- Money is in motion. “People are open to moving around their accounts,” Smith asserts. “For every one existing client, there are thousands of other well-qualified prospects; the odds of signing on some new accounts are very likely.”
- Turn growth into income. If your clients are already set with bonds, look for growth funds with a systematic withdrawal provision. Smith explains, “If you look at bar graphs and charts that mutual funds use in their sales literature, their ‘$10,000 turning into 2 million’ scenarios always begin in times like this.”
- Tout your financial conservatism. Take Smith’s colleague’s approach and say, “I was financially conservative when conservative wasn’t cool.”

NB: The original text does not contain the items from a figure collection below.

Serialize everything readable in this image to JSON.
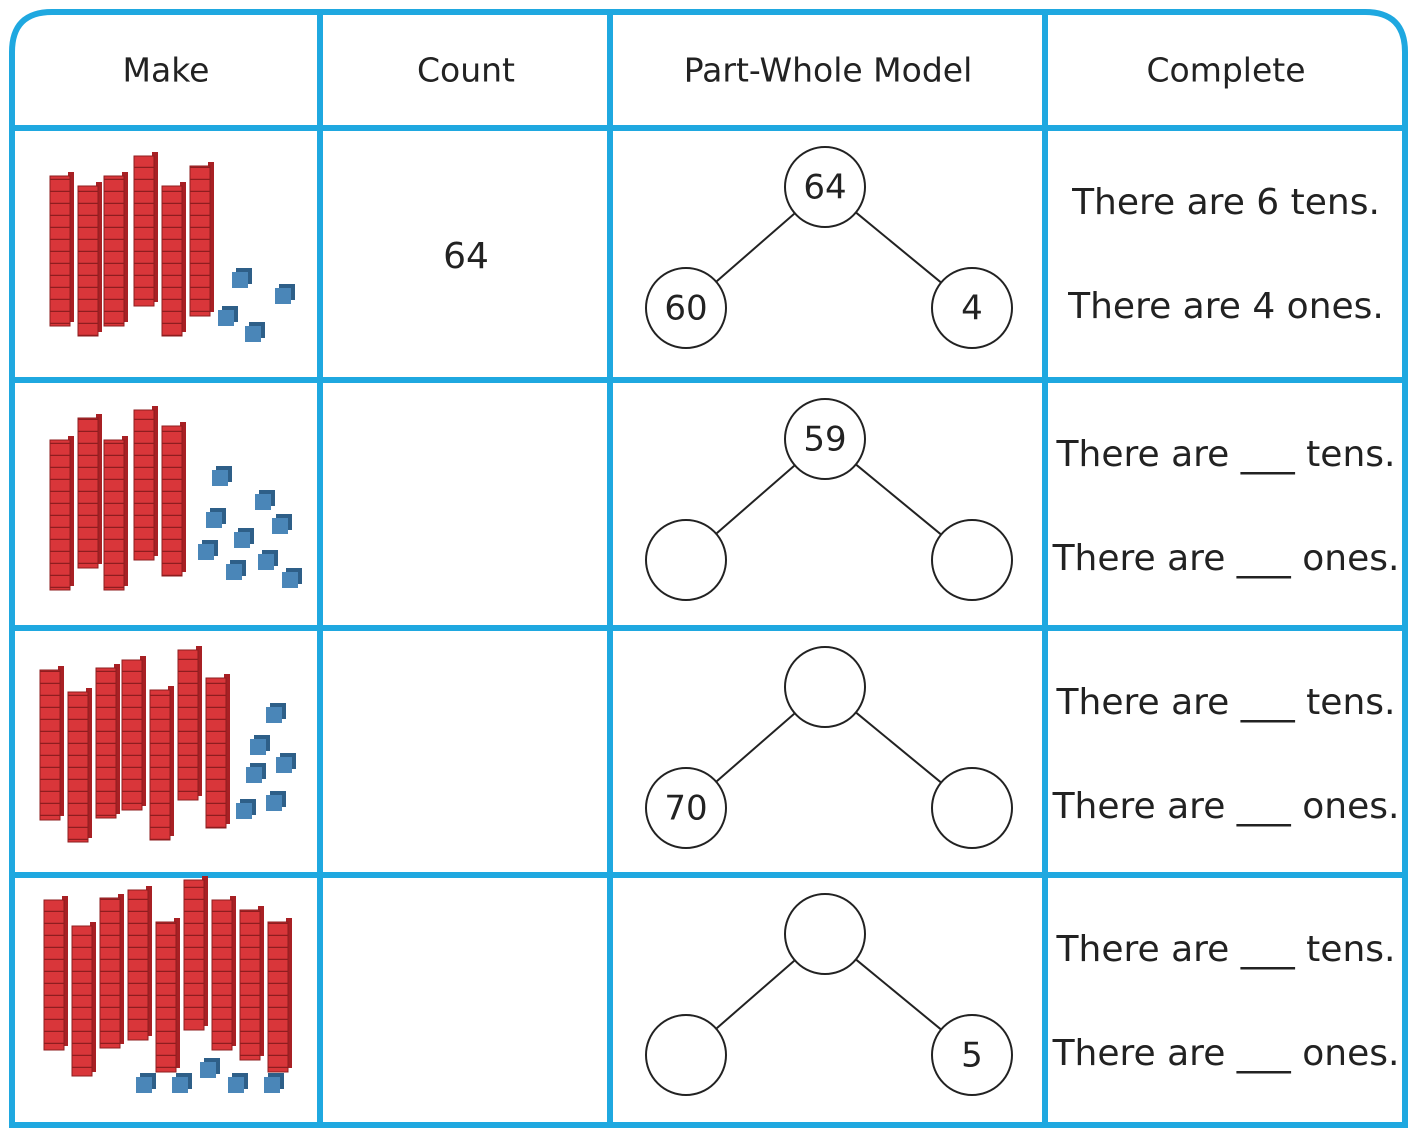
{
  "table": {
    "headers": [
      "Make",
      "Count",
      "Part-Whole Model",
      "Complete"
    ],
    "rows": [
      {
        "count": 64,
        "model": {
          "whole": 64,
          "left": 60,
          "right": 4
        },
        "complete": [
          "There are 6 tens.",
          "There are 4 ones."
        ]
      },
      {
        "model": {
          "whole": 59
        },
        "complete": [
          "There are ___ tens.",
          "There are ___ ones."
        ]
      },
      {
        "model": {
          "left": 70
        },
        "complete": [
          "There are ___ tens.",
          "There are ___ ones."
        ]
      },
      {
        "model": {
          "right": 5
        },
        "complete": [
          "There are ___ tens.",
          "There are ___ ones."
        ]
      }
    ]
  }
}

- Put tax laws on your side. Smith says, “Consider using a systematic withdrawal on a tax-managed growth fund. Run a hypothetical on a tax-managed fund, plug in the tax rates and see what happens.”
- Look for bargain hunters. “There are actually some investors out there who have been saving their money for a time like this,” Smith says. “Find them and let them know that you are the person they should trust with their money.”
- Advice has risen in value. Smith points out, “After the dot.com bust, real investors would rather talk to you than call a toll-free number.”
- Look for the silver living. As people leave the industry, you pick up new accounts. “These new clients may come from a branch manager or from friends of your clients who have lost their advisor to sudden career change,” Smith says. “When the market turns, there will be more business for you.”